A complicating factor for commanders is the urgency of the time-sensitive mission, also known as a dynamic target. For example, an ISIS militant attacking Iraqi troops from a rooftop machine gun nest in Ramadi is a legitimate, dynamic target. Commanders must judge if killing him puts residents on lower floors at risk of injury or death.

Soon after bombing extended to Syria in September 2014, commanders had pinpointed the seven buildings in Raqqa that ISIS used for headquarters, said a recently retired senior officer involved in targeting. The buildings, legitimate military targets, were deemed off limits because they were too close to civilians to be destroyed without wounding or killing innocent bystanders, the former officer said.

Targeters pore over hours of video from spy aircraft of potential bomb sites to determine when civilians are least likely to be nearby, the former officer said. Determining the "pattern of life" at the target can trigger the decision to bomb or not to bomb.

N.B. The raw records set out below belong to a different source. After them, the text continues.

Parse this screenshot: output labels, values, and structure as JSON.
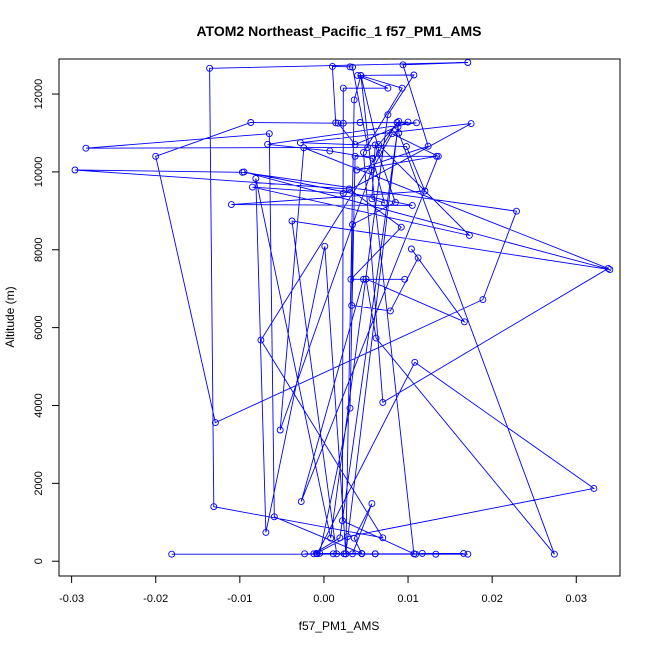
{
  "chart_data": {
    "type": "line",
    "title": "ATOM2 Northeast_Pacific_1 f57_PM1_AMS",
    "xlabel": "f57_PM1_AMS",
    "ylabel": "Altitude (m)",
    "xlim": [
      -0.0315,
      0.0352
    ],
    "ylim": [
      -380,
      12900
    ],
    "xticks": [
      -0.03,
      -0.02,
      -0.01,
      0.0,
      0.01,
      0.02,
      0.03
    ],
    "xtick_labels": [
      "-0.03",
      "-0.02",
      "-0.01",
      "0.00",
      "0.01",
      "0.02",
      "0.03"
    ],
    "yticks": [
      0,
      2000,
      4000,
      6000,
      8000,
      10000,
      12000
    ],
    "ytick_labels": [
      "0",
      "2000",
      "4000",
      "6000",
      "8000",
      "10000",
      "12000"
    ],
    "grid": false,
    "legend": "none",
    "series": [
      {
        "color": "#0000ff",
        "marker": "open-circle",
        "points": [
          {
            "x": -0.0181,
            "y": 180
          },
          {
            "x": 0.0171,
            "y": 180
          },
          {
            "x": 0.0133,
            "y": 180
          },
          {
            "x": 0.0109,
            "y": 180
          },
          {
            "x": 0.0117,
            "y": 200
          },
          {
            "x": 0.0166,
            "y": 200
          },
          {
            "x": 0.0061,
            "y": 190
          },
          {
            "x": 0.0034,
            "y": 190
          },
          {
            "x": 0.0057,
            "y": 1480
          },
          {
            "x": 0.0036,
            "y": 590
          },
          {
            "x": 0.0045,
            "y": 190
          },
          {
            "x": -0.0005,
            "y": 200
          },
          {
            "x": 0.0031,
            "y": 3930
          },
          {
            "x": 0.0037,
            "y": 10400
          },
          {
            "x": 0.0134,
            "y": 10400
          },
          {
            "x": 0.0039,
            "y": 10050
          },
          {
            "x": 0.0124,
            "y": 10660
          },
          {
            "x": 0.0094,
            "y": 12750
          },
          {
            "x": 0.0171,
            "y": 12810
          },
          {
            "x": -0.0136,
            "y": 12660
          },
          {
            "x": -0.0131,
            "y": 1400
          },
          {
            "x": 0.007,
            "y": 600
          },
          {
            "x": -0.0075,
            "y": 5680
          },
          {
            "x": 0.0087,
            "y": 11270
          },
          {
            "x": 0.01,
            "y": 11280
          },
          {
            "x": 0.0037,
            "y": 10700
          },
          {
            "x": 0.0017,
            "y": 11250
          },
          {
            "x": -0.0087,
            "y": 11270
          },
          {
            "x": -0.02,
            "y": 10400
          },
          {
            "x": -0.0129,
            "y": 3560
          },
          {
            "x": 0.0189,
            "y": 6720
          },
          {
            "x": 0.0229,
            "y": 8990
          },
          {
            "x": -0.0097,
            "y": 9990
          },
          {
            "x": -0.0296,
            "y": 10050
          },
          {
            "x": 0.003,
            "y": 9560
          },
          {
            "x": 0.0092,
            "y": 8580
          },
          {
            "x": 0.0032,
            "y": 7240
          },
          {
            "x": 0.0096,
            "y": 7240
          },
          {
            "x": 0.0047,
            "y": 7240
          },
          {
            "x": -0.0027,
            "y": 1530
          },
          {
            "x": 0.0136,
            "y": 10400
          },
          {
            "x": 0.0081,
            "y": 10980
          },
          {
            "x": 0.0057,
            "y": 10050
          },
          {
            "x": -0.0052,
            "y": 3370
          },
          {
            "x": -0.0024,
            "y": 10620
          },
          {
            "x": 0.0338,
            "y": 7520
          },
          {
            "x": 0.007,
            "y": 4080
          },
          {
            "x": 0.0047,
            "y": 10500
          },
          {
            "x": 0.0093,
            "y": 12150
          },
          {
            "x": 0.0044,
            "y": 12470
          },
          {
            "x": 0.0036,
            "y": 11850
          },
          {
            "x": 0.0026,
            "y": 190
          },
          {
            "x": 0.0011,
            "y": 190
          },
          {
            "x": -0.0012,
            "y": 190
          },
          {
            "x": 0.0019,
            "y": 600
          },
          {
            "x": 0.0089,
            "y": 11300
          },
          {
            "x": 0.0065,
            "y": 10700
          },
          {
            "x": 0.0173,
            "y": 8370
          },
          {
            "x": -0.0085,
            "y": 9610
          },
          {
            "x": 0.0023,
            "y": 9450
          },
          {
            "x": 0.0175,
            "y": 11240
          },
          {
            "x": -0.0028,
            "y": 10750
          },
          {
            "x": 0.0098,
            "y": 10650
          },
          {
            "x": 0.012,
            "y": 9510
          },
          {
            "x": -0.011,
            "y": 9160
          },
          {
            "x": 0.0105,
            "y": 9140
          },
          {
            "x": -0.0095,
            "y": 10000
          },
          {
            "x": 0.034,
            "y": 7490
          },
          {
            "x": -0.0038,
            "y": 8740
          },
          {
            "x": 0.0015,
            "y": 190
          },
          {
            "x": -0.0023,
            "y": 190
          },
          {
            "x": 0.0061,
            "y": 190
          },
          {
            "x": 0.0024,
            "y": 190
          },
          {
            "x": -0.0008,
            "y": 190
          },
          {
            "x": 0.0108,
            "y": 5110
          },
          {
            "x": 0.0321,
            "y": 1870
          },
          {
            "x": 0.0028,
            "y": 630
          },
          {
            "x": -0.0009,
            "y": 200
          },
          {
            "x": 0.0045,
            "y": 200
          },
          {
            "x": -0.0059,
            "y": 1140
          },
          {
            "x": -0.0065,
            "y": 10980
          },
          {
            "x": -0.0283,
            "y": 10610
          },
          {
            "x": 0.0052,
            "y": 10630
          },
          {
            "x": 0.0034,
            "y": 12690
          },
          {
            "x": 0.0031,
            "y": 12700
          },
          {
            "x": 0.001,
            "y": 12710
          },
          {
            "x": 0.0014,
            "y": 11260
          },
          {
            "x": 0.0023,
            "y": 11250
          },
          {
            "x": 0.0043,
            "y": 11270
          },
          {
            "x": 0.011,
            "y": 11260
          },
          {
            "x": -0.0067,
            "y": 10710
          },
          {
            "x": 0.0007,
            "y": 10540
          },
          {
            "x": 0.0058,
            "y": 10350
          },
          {
            "x": 0.0072,
            "y": 9200
          },
          {
            "x": 0.0057,
            "y": 9310
          },
          {
            "x": 0.0061,
            "y": 10690
          },
          {
            "x": 0.0085,
            "y": 9220
          },
          {
            "x": 0.0034,
            "y": 8650
          },
          {
            "x": 0.0033,
            "y": 6570
          },
          {
            "x": 0.0079,
            "y": 6430
          },
          {
            "x": 0.0112,
            "y": 7790
          },
          {
            "x": 0.0104,
            "y": 8020
          },
          {
            "x": 0.0167,
            "y": 6150
          },
          {
            "x": 0.005,
            "y": 7250
          },
          {
            "x": 0.0062,
            "y": 5730
          },
          {
            "x": 0.0274,
            "y": 180
          },
          {
            "x": 0.0089,
            "y": 11000
          },
          {
            "x": 0.0088,
            "y": 11160
          },
          {
            "x": 0.0026,
            "y": 190
          },
          {
            "x": 0.0001,
            "y": 8090
          },
          {
            "x": -0.0069,
            "y": 740
          },
          {
            "x": -0.0081,
            "y": 9830
          },
          {
            "x": 0.0008,
            "y": 590
          },
          {
            "x": 0.0076,
            "y": 11470
          },
          {
            "x": 0.0107,
            "y": 12490
          },
          {
            "x": 0.004,
            "y": 12480
          },
          {
            "x": 0.0076,
            "y": 12150
          },
          {
            "x": 0.0023,
            "y": 12150
          },
          {
            "x": 0.0022,
            "y": 1040
          },
          {
            "x": 0.0107,
            "y": 190
          },
          {
            "x": 0.0044,
            "y": 12480
          },
          {
            "x": 0.0066,
            "y": 10470
          }
        ]
      }
    ]
  }
}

ISIS leaders have complicated targeting by flying their black flags over residential buildings, inviting airstrikes so that they can blame the U.S.-led coalition for killing civilians, the senior official said.

The vast majority of strikes in Iraq and Syria belong in the dynamic category. It's difficult to determine if innocent civilians have been trapped in buildings damaged or destroyed in dynamic strikes, the senior official said.

The calculation for civilian casualties changes based on the strategic value of a target and the local population's sensitivity to foreign military presence, said the recently retired officer said.

During the surge in Iraq beginning in 2007, the non-combatant value for some targets was as high as 26 people, said the former officer. In Afghanistan, during the surge of troops there in 2010, the value was nine.